In the context of the causes of AI-driven employment discrimination at the third level, F2 suggests that some job seekers are unfamiliar with the employment interface and how they are used, leading to unfair interviews. She suggested the need for organizers to prepare usage guidelines and prepare mock interview exercises. She argues that much of the data required for intelligent machine learning comes from internal companies or external market supplies, and that this data is not fair scrutiny. It is also possible that the source data supplied to the machine has been compromised.
Under tertiary node AI-driven employment discrimination, F2 is concerned that individual differences such as intelligence, or external characteristics such as skin color may be validated. Furthermore, some discriminatory judgments are difficult to resolve under current technology.
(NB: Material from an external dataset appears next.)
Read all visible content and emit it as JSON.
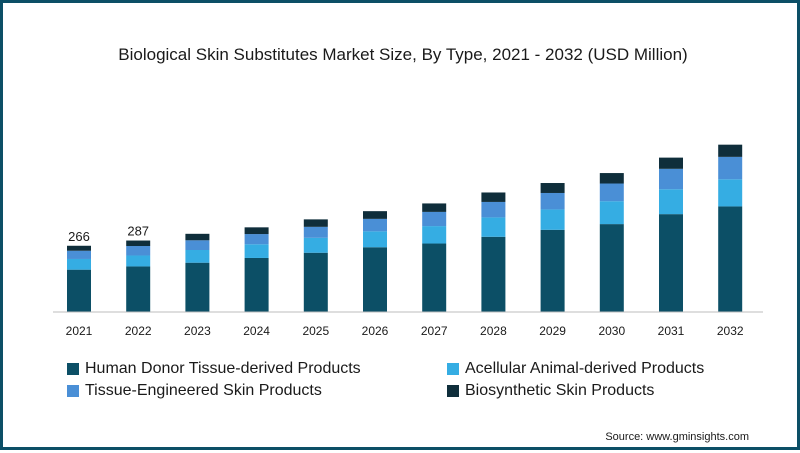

Under tertiary node AI-driven employment discrimination measures, F2 proposes to utilize technical tools such as learning fair historical data, or non-technical tools such as anti-AI discrimination laws. She argues that in the future, humans will use AI tools to resolve more complex decisions, not only limited to employment. Instead, humans need to embrace and embrace the widespread use of machines.
Synthesizing the above analysis gives a final overview of AI-driven adoption applications and discrimination frameworks (see Figure 3). After the conceptual model was constructed, the remaining original information was coded and relatively analyzed, with no new code generated, indicating that this study was saturated.

A comprehensive analysis provides an overview of AI-driven adoption applications and recognition frameworks.
Discussion
An analysis of interview results conducted using grounded theories suggests that AI-supported employment discrimination should be approached from five perspectives. These perspectives are consistent with the orientation of the themes identified through our literature review.
First, AI-driven employment applications affect a variety of aspects, including online reviewing applicant profiles, analyzing applicant information, scoring assessments based on employment standards, and automating preliminary rankings.
Second, interviewers recognize the benefits of AI-driven recruitment for job seekers. It eliminates subjective human bias, promotes automatic matchmaking between individuals and positions, and provides automated response services. Furthermore, AI reduces human workloads and increases efficiency.
Third, concerns have been raised about potential employment discrimination carried out by machines. This can result from AI tools such as partial source data and users who are unfamiliar with user interfaces and interactions.
Fourth, intrinsic factors such as personality and IQ, as well as extrinsic factors such as gender and nationality, have been observed to influence the accurate identification and judgment of AI systems regarding discriminatory employment.
Fifth, respondents provide recommendations for combating machine discrimination, including technical and non-technical approaches.